New innovative technologies that raise privacy issues seem to proliferate on an ever increasing basis. While such developments can bring about certain benefits, all too often new technologies are rolled out with privacy as an afterthought: launch now, deal with privacy concerns as they arise. But the failure to incorporate privacy at the design stages not only offends basic privacy principles; it can be costly.
Consider the launch of Google Buzz this past year. When Google launched Buzz, it effectively turned Google's private e-mail service into a social networking service, raising concern among users that their personal information was being disclosed. Google automatically assigned users a network of "followers" from among people with whom they corresponded most often on Gmail, without adequately informing Gmail users about how this new service would work or providing sufficient information to permit informed consent decisions. In an open letter to Google, a number of data protection authorities around the world expressed concerns about privacy issues related to Google Buzz and that its launch violated the fundamental principle that individuals should be able to control how their personal information is used.
But Google is certainly not alone. Too often, we see new services that fail to take sufficient account of privacy considerations prior to being launched. As our understanding of privacy evolves and new technologies pose novel threats to individual privacy, the debate about how to best protect privacy persists. In Canada, our federal private-sector privacy legislation is grounded in the fair information practices, and by being technology-neutral, has thus far been able to meet the challenges posed by evolving technology and business models. However, more could be done to prevent privacy problems, or to mitigate the effects on privacy protection posed by new technologies, by making the protection of privacy an integral part of the development of new technologies.
Despite the varying approaches to protecting privacy found around the world, one unifying tendency seems to be that the protection of privacy need not be left solely to the regulatory sphere. Instead, it has to start with those entities that use personal information themselves. We need organizations in the public and private sectors to be on board, to think about what they do, how they do it, what they plan to do next and how privacy fits into it all. Our Office, the Office of the Privacy Commissioner of Canada, promotes a more inclusive, systematic and proactive path to privacy. Privacy considerations should be a critical component of the design stage of any new technology or use of technology.

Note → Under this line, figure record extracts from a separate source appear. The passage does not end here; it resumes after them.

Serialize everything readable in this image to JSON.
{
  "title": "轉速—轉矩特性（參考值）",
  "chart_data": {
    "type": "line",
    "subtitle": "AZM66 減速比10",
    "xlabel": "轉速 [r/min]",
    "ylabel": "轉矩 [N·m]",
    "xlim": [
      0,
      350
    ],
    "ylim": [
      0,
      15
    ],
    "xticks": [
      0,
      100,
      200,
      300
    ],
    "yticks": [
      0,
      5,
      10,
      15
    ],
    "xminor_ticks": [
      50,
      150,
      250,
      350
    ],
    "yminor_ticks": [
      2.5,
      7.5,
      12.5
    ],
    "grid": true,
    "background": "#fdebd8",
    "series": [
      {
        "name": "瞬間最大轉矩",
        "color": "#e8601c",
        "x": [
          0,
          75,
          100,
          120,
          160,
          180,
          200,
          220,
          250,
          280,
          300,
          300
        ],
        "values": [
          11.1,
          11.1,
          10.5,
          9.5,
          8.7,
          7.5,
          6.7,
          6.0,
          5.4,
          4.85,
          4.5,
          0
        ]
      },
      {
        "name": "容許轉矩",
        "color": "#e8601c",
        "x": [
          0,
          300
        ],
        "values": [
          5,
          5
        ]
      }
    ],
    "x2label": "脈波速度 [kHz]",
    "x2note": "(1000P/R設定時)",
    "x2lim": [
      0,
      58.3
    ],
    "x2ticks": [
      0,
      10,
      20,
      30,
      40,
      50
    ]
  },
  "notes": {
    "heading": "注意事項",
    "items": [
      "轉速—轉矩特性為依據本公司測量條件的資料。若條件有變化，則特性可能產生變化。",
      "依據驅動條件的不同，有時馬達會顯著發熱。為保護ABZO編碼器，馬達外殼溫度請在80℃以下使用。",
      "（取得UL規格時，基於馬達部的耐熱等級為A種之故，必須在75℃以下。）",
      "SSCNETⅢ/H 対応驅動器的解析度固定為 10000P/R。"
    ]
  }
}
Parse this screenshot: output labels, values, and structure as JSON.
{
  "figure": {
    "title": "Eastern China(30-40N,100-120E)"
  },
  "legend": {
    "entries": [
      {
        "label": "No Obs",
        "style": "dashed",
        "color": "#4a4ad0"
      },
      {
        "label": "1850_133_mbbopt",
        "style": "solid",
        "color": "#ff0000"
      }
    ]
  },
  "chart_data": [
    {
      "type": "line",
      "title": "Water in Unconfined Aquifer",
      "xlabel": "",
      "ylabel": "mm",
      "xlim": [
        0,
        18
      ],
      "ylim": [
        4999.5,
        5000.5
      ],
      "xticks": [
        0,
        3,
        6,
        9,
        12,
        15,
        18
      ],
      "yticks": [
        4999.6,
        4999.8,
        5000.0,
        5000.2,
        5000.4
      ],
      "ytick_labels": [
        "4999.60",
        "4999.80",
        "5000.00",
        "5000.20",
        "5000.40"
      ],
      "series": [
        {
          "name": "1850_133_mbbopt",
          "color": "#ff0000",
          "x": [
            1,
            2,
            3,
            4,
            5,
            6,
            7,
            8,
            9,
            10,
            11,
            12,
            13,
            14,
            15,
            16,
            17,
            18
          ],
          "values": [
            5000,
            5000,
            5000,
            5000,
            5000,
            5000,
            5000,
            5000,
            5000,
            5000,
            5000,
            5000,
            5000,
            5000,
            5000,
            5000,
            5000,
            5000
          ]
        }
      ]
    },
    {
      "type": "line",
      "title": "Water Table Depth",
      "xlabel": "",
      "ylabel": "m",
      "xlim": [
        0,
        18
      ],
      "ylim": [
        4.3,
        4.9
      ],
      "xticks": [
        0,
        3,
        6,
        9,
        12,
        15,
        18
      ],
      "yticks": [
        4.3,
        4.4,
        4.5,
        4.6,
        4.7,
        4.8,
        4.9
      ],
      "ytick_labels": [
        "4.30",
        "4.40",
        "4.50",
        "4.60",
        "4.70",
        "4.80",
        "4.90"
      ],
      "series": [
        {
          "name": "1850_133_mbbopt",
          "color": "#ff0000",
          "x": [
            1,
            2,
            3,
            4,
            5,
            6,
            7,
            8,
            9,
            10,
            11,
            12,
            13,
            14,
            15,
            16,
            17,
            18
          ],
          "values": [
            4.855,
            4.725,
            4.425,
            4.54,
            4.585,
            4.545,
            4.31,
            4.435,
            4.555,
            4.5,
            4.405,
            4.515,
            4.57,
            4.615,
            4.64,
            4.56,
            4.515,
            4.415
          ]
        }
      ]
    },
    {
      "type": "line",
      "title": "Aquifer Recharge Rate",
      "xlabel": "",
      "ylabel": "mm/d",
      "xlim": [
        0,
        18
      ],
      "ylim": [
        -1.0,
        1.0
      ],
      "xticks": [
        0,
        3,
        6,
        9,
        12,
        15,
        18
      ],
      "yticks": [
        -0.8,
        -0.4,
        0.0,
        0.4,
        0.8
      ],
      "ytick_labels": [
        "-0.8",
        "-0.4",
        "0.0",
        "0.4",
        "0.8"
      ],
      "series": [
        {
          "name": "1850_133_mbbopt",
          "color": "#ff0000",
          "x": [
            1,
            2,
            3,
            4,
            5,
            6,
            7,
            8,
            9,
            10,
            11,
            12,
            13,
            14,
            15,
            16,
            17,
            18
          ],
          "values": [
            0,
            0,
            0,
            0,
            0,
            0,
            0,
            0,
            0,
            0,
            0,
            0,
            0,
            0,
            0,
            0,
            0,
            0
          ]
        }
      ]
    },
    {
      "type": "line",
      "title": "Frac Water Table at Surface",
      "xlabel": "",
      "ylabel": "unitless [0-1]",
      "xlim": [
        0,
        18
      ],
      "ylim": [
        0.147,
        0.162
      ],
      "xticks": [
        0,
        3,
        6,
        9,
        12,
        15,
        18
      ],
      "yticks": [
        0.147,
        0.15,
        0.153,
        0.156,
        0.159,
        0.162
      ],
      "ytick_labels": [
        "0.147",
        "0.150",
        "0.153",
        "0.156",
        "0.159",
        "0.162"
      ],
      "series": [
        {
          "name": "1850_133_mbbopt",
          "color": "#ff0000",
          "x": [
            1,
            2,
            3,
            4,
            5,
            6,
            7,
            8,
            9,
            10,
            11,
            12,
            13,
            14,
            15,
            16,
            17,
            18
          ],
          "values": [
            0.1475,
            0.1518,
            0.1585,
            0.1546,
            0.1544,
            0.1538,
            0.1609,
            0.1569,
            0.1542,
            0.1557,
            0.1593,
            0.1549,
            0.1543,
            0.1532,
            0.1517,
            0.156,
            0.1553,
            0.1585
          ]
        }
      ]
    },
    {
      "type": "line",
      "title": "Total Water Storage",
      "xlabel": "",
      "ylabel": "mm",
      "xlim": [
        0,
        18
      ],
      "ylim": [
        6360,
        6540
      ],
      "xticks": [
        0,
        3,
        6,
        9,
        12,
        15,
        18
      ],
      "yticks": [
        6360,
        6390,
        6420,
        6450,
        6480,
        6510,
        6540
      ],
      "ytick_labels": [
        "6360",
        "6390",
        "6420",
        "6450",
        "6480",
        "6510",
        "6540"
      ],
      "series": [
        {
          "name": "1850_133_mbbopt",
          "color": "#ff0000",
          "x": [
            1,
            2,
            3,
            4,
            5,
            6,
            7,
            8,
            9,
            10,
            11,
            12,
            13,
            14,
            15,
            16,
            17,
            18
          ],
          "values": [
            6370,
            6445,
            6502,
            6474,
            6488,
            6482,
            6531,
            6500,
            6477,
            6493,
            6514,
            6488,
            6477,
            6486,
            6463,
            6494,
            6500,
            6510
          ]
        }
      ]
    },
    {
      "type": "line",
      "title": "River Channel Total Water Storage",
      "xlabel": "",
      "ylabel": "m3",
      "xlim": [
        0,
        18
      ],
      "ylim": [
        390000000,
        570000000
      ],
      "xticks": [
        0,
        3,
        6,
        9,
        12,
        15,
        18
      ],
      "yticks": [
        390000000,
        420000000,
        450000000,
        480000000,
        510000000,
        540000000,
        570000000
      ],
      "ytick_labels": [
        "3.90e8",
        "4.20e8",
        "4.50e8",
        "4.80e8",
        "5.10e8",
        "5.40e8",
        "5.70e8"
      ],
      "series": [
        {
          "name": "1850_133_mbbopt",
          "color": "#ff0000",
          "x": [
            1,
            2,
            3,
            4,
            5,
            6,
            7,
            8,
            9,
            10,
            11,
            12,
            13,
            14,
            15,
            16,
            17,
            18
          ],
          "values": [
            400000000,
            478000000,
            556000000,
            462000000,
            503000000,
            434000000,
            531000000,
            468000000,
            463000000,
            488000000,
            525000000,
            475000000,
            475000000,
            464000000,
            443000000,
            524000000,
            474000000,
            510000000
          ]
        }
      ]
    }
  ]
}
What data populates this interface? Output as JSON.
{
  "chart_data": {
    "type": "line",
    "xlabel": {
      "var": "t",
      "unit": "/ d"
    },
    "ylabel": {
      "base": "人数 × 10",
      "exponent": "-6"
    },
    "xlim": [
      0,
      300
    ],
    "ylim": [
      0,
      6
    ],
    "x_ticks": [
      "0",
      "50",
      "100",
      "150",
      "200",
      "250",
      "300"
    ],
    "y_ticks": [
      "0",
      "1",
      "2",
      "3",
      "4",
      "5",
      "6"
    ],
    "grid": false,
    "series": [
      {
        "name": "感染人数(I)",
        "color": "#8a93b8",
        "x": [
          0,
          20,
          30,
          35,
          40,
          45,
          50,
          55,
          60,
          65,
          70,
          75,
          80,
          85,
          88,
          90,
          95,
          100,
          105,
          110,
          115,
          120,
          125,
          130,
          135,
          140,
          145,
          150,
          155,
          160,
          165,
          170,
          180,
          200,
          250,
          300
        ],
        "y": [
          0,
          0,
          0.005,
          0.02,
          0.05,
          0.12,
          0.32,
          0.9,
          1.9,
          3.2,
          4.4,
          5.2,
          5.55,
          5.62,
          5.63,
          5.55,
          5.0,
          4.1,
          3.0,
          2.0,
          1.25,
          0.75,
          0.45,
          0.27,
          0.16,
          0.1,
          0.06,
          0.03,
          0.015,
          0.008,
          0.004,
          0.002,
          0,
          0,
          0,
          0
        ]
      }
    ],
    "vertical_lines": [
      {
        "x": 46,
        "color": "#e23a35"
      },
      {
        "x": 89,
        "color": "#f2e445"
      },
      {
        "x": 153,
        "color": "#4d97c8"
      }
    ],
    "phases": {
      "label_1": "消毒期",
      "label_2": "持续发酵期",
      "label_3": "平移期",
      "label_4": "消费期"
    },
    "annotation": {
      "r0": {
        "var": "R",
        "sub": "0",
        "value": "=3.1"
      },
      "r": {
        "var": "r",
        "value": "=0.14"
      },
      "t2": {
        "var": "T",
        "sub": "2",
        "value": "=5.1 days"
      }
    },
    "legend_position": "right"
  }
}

For instance, in our July 2010 submission to the Government of Canada's consultation on a Digital Economy Strategy [PDF], we called for a holistic view that fosters a privacy culture in both business and government, from the design of an initiative through to its implementation. Proactive privacy does more than ensuring the respect of fundamental privacy principles; where the private sector is concerned, it instils customer confidence. Confidence in a key ingredient in ensuring innovation, and businesses are starting to understand that they need to earn their customer's confidence in order to offer new innovative products.
Other data protection authorities in other parts of Canada and the world are calling for "privacy by design" to be required in data protection legislation. The Information and Privacy Commissioner of Ontario, Ann Cavoukian, has been a long-time proponent of the concept of privacy by design. Indeed, at an international meeting of data protection authorities in Jerusalem in October, she put forward a resolution that called on organizations to embed privacy considerations as the default into the design, operation and management of information technologies and systems. The European Commission recently published its plans [PDF] for revising the European Union Data Protection Directive, which, among other objectives, proposes that privacy impact assessments be carried out where appropriate, that privacy enhancing technologies be favoured and that "privacy by design" be an utmost consideration. Privacy needs to be an integral part of business models that rely on technology through a careful analysis of a business' activities.
Privacy impact assessments are a useful tool that private sector organisations should use since such assessments can prevent problems from arising in the first place. In essence, privacy impact assessments help ensure that the protection of privacy is a core consideration when a project is planned and implemented. Integrating such an analysis as part of an organization's risk mitigation strategy helps build a culture of proactive privacy.